Di satu sisi, penutupan toko boleh jadi sebagai strategi bisnis perusahaan ritel untuk mencari lokasi-lokasi baru yang prospektif untuk ekspansi usaha. Sebaliknya, penutupan toko bisa dikarenakan kinerja tak sesuai harapan.
Saat ini banyak toko dan gerai penjualan yang berada di lokasi yang semula dianggap prospektif, belakangan mengalami kemunduran karena sejumlah alasan. Keputusan bisnis pun dibuat, daripada merugi, lebih baik memang ditutup.
Sejumlah faktor yang disinyalir menjadi sebabnya yakni turunnya daya beli, konsumen yang menahan belanja, atau persaingan ketat di sesama peritel, khususnya setelah hadirnya platform ritel online, dan lainnya.
Bagi sebagian pihak, inilah sebuah keniscayaan di era digital.
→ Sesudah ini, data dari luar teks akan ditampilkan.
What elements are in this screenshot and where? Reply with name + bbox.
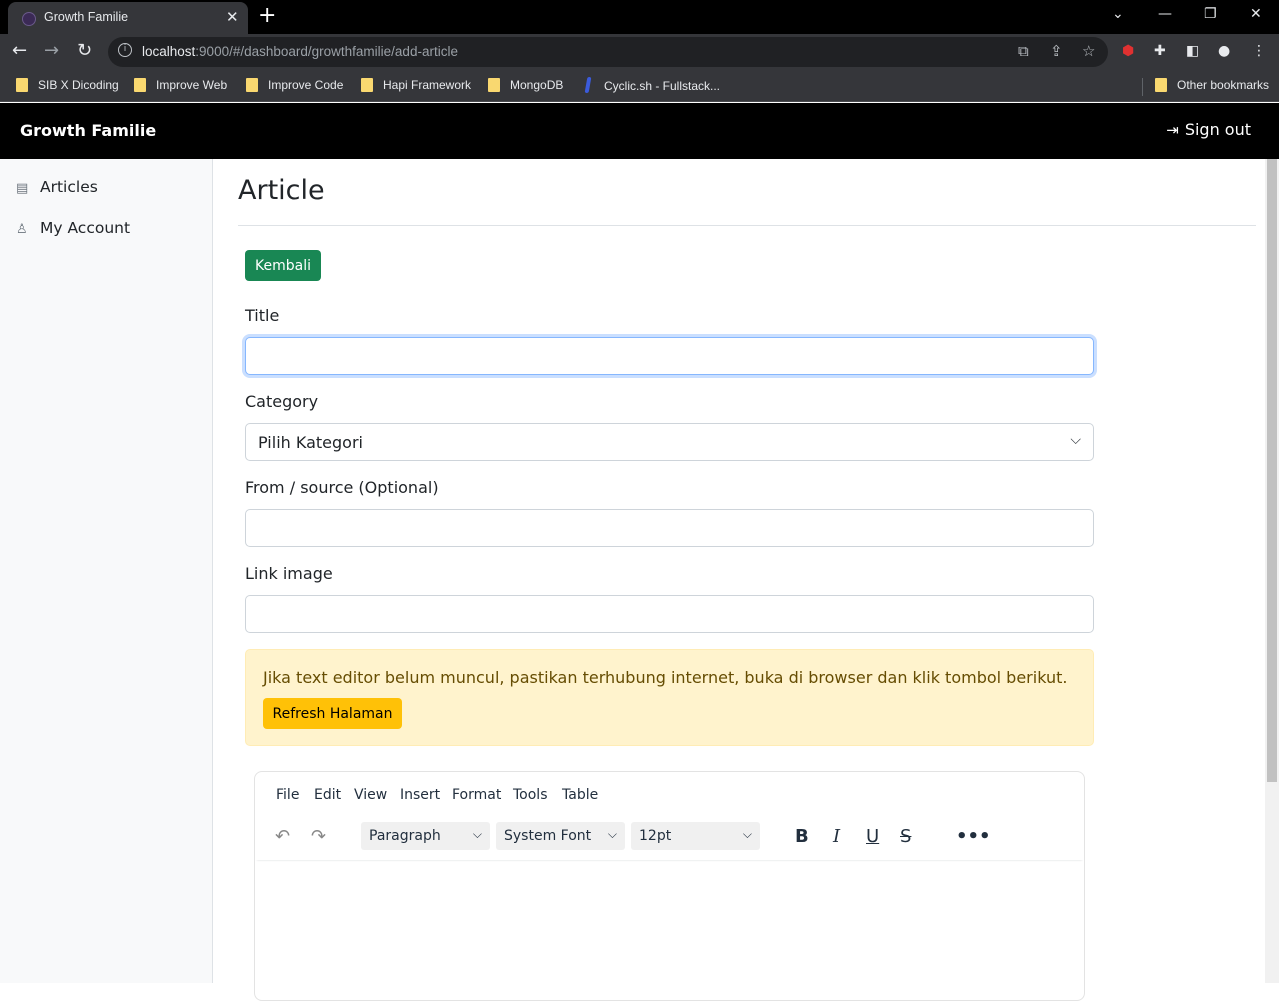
reload-icon[interactable]: ↻ bbox=[77, 40, 92, 61]
new-tab-icon[interactable]: + bbox=[258, 3, 276, 28]
extensions-puzzle-icon[interactable]: ✚ bbox=[1154, 43, 1166, 59]
main-content: Article Kembali Title Category Pilih Kat… bbox=[213, 159, 1265, 1001]
editor-content-area[interactable] bbox=[255, 860, 1084, 1000]
folder-icon bbox=[361, 78, 373, 92]
redo-icon[interactable]: ↷ bbox=[311, 826, 326, 847]
person-icon: ♙ bbox=[16, 222, 28, 237]
sign-out-icon: ⇥ bbox=[1166, 121, 1179, 139]
translate-icon[interactable]: ⧉ bbox=[1018, 42, 1029, 60]
title-divider bbox=[238, 225, 1256, 226]
refresh-page-button[interactable]: Refresh Halaman bbox=[263, 698, 402, 729]
bold-icon[interactable]: B bbox=[795, 826, 809, 847]
folder-icon bbox=[1155, 78, 1167, 92]
bookmarks-divider bbox=[1142, 78, 1143, 96]
bookmark-item[interactable]: Improve Code bbox=[246, 77, 343, 95]
back-button[interactable]: Kembali bbox=[245, 250, 321, 281]
back-icon[interactable]: ← bbox=[12, 40, 27, 61]
alert-message: Jika text editor belum muncul, pastikan … bbox=[263, 668, 1068, 687]
image-link-label: Link image bbox=[245, 564, 333, 583]
folder-icon bbox=[488, 78, 500, 92]
forward-icon[interactable]: → bbox=[44, 40, 59, 61]
editor-warning-alert: Jika text editor belum muncul, pastikan … bbox=[245, 649, 1094, 746]
sign-out-button[interactable]: ⇥ Sign out bbox=[1166, 120, 1251, 139]
extension-adblock-icon[interactable]: ⬢ bbox=[1122, 43, 1134, 59]
page-title: Article bbox=[238, 175, 325, 206]
title-label: Title bbox=[245, 306, 280, 325]
browser-toolbar: ← → ↻ i localhost:9000/#/dashboard/growt… bbox=[0, 34, 1279, 70]
url-text[interactable]: localhost:9000/#/dashboard/growthfamilie… bbox=[142, 44, 458, 59]
bookmark-item[interactable]: Hapi Framework bbox=[361, 77, 471, 95]
source-label: From / source (Optional) bbox=[245, 478, 439, 497]
font-family-select[interactable]: System Font ⌵ bbox=[496, 822, 625, 850]
menu-insert[interactable]: Insert bbox=[400, 787, 440, 803]
minimize-icon[interactable]: — bbox=[1158, 6, 1172, 22]
folder-icon bbox=[16, 78, 28, 92]
tab-search-icon[interactable]: ⌄ bbox=[1112, 6, 1124, 22]
menu-format[interactable]: Format bbox=[452, 787, 501, 803]
browser-tab[interactable]: Growth Familie ✕ bbox=[8, 2, 248, 34]
menu-edit[interactable]: Edit bbox=[314, 787, 341, 803]
close-tab-icon[interactable]: ✕ bbox=[226, 8, 239, 26]
address-bar[interactable]: i localhost:9000/#/dashboard/growthfamil… bbox=[108, 37, 1108, 67]
underline-icon[interactable]: U bbox=[866, 826, 879, 847]
editor-toolbar: ↶ ↷ Paragraph ⌵ System Font ⌵ 12pt ⌵ B I… bbox=[255, 816, 1084, 860]
brand-logo[interactable]: Growth Familie bbox=[20, 121, 156, 140]
italic-icon[interactable]: I bbox=[833, 826, 840, 847]
site-info-icon[interactable]: i bbox=[118, 43, 132, 57]
bookmark-item[interactable]: MongoDB bbox=[488, 77, 563, 95]
menu-tools[interactable]: Tools bbox=[513, 787, 548, 803]
browser-menu-icon[interactable]: ⋮ bbox=[1252, 43, 1266, 59]
bookmarks-bar: SIB X Dicoding Improve Web Improve Code … bbox=[0, 70, 1279, 102]
tab-title: Growth Familie bbox=[44, 10, 129, 24]
more-options-icon[interactable]: ••• bbox=[956, 826, 991, 847]
sidebar: ▤ Articles ♙ My Account bbox=[0, 159, 213, 983]
folder-icon bbox=[246, 78, 258, 92]
bookmark-item[interactable]: Improve Web bbox=[134, 77, 227, 95]
folder-icon bbox=[134, 78, 146, 92]
share-icon[interactable]: ⇪ bbox=[1050, 42, 1063, 60]
window-close-icon[interactable]: ✕ bbox=[1250, 6, 1262, 22]
source-input[interactable] bbox=[245, 509, 1094, 547]
font-size-select[interactable]: 12pt ⌵ bbox=[631, 822, 760, 850]
strikethrough-icon[interactable]: S bbox=[900, 826, 911, 847]
editor-menubar: File Edit View Insert Format Tools Table bbox=[255, 772, 1084, 816]
bookmark-item[interactable]: SIB X Dicoding bbox=[16, 77, 119, 95]
sidebar-item-articles[interactable]: ▤ Articles bbox=[16, 178, 98, 196]
file-text-icon: ▤ bbox=[16, 181, 29, 196]
chevron-down-icon: ⌵ bbox=[1070, 432, 1081, 448]
block-format-select[interactable]: Paragraph ⌵ bbox=[361, 822, 490, 850]
page-scrollbar-thumb[interactable] bbox=[1267, 159, 1277, 782]
cyclic-logo-icon bbox=[584, 77, 592, 93]
bookmark-item[interactable]: Cyclic.sh - Fullstack... bbox=[584, 77, 720, 95]
menu-file[interactable]: File bbox=[276, 787, 299, 803]
profile-avatar-icon[interactable]: ● bbox=[1218, 43, 1230, 59]
undo-icon[interactable]: ↶ bbox=[275, 826, 290, 847]
chevron-down-icon: ⌵ bbox=[742, 827, 752, 841]
restore-icon[interactable]: ❐ bbox=[1204, 6, 1217, 22]
image-link-input[interactable] bbox=[245, 595, 1094, 633]
category-selected-value: Pilih Kategori bbox=[258, 433, 363, 452]
menu-table[interactable]: Table bbox=[562, 787, 598, 803]
app-header: Growth Familie ⇥ Sign out bbox=[0, 103, 1279, 159]
bookmark-star-icon[interactable]: ☆ bbox=[1082, 42, 1095, 60]
category-select[interactable]: Pilih Kategori ⌵ bbox=[245, 423, 1094, 461]
menu-view[interactable]: View bbox=[354, 787, 387, 803]
browser-tab-bar: Growth Familie ✕ + ⌄ — ❐ ✕ bbox=[0, 0, 1279, 34]
title-input[interactable] bbox=[245, 337, 1094, 375]
sidebar-item-my-account[interactable]: ♙ My Account bbox=[16, 219, 130, 237]
side-panel-icon[interactable]: ◧ bbox=[1186, 43, 1199, 59]
other-bookmarks[interactable]: Other bookmarks bbox=[1155, 77, 1269, 95]
chevron-down-icon: ⌵ bbox=[472, 827, 482, 841]
chevron-down-icon: ⌵ bbox=[607, 827, 617, 841]
category-label: Category bbox=[245, 392, 319, 411]
rich-text-editor: File Edit View Insert Format Tools Table… bbox=[254, 771, 1085, 1001]
favicon-icon bbox=[22, 12, 36, 26]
Kenyataan yang harus dihadapi para pebisnis kini bukanlah risiko konvensional. Iklim usaha memang masih mengikuti kemauan konsumen, tetapi dengan pola, cara, produk yang jelas berbeda jauh.
Konsumen milenial, seperti dikatakan banyak orang, merupakan generasi yang begitu terkait erat dengan era digital. Kemajuan teknologi dan produk-produk gawai canggih yang kian murah harganya menjadi katalisator.
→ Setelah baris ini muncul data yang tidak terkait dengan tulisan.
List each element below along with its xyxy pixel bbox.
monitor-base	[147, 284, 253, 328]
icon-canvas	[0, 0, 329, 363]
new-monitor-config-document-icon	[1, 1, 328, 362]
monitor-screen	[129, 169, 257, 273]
Kita tentu masih ingat bagaimana penolakan besar-besaran hingga demo berujung kekerasan di bisnis taksi. Pengemudi taksi konvensional terkaget-kaget akan dampak keberadaan taksi online yang begitu cepat mengubah kebiasaan masyarakat, dalam hal penggunaan layanan transportasi.
Tak hanya kota-kota besar di Pulau Jawa, daerah dengan perekonomian kian maju perlahan tetapi pasti mulai mencicipi jasa layanan dan bisnis yang berorientasi digital. Di Provinsi Sumatra Barat misalnya, persoalan taksi online mulai merebak, begitu pula di Sulawesi, dan bisa jadi menyusul Kalimantan, Maluku dan Papua.
Era digital yang disruptif pula yang membuat pro kontra kompetisi antarpelaku usaha menjadi menarik untuk harus selalu diperhatikan pebisnis.
Di bisnis jasa perhotelan & penjualan tiket moda transportasi, keberadaan platform layanan daring membuat banyak kamar hotel tak bisa terisi penuh. Okupansi di hotel tak bisa maksimal, sedangkan rumah, kamar, apartemen yang semula kosong, kini banyak diminati konsumen.
Masyarakat pengguna jelaslah tipe-tipe orang yang membutuhkan barang ataupun jasa dengan harga murah dan pelayanan yang lebih personal, tak ribet, efektif dan efisien.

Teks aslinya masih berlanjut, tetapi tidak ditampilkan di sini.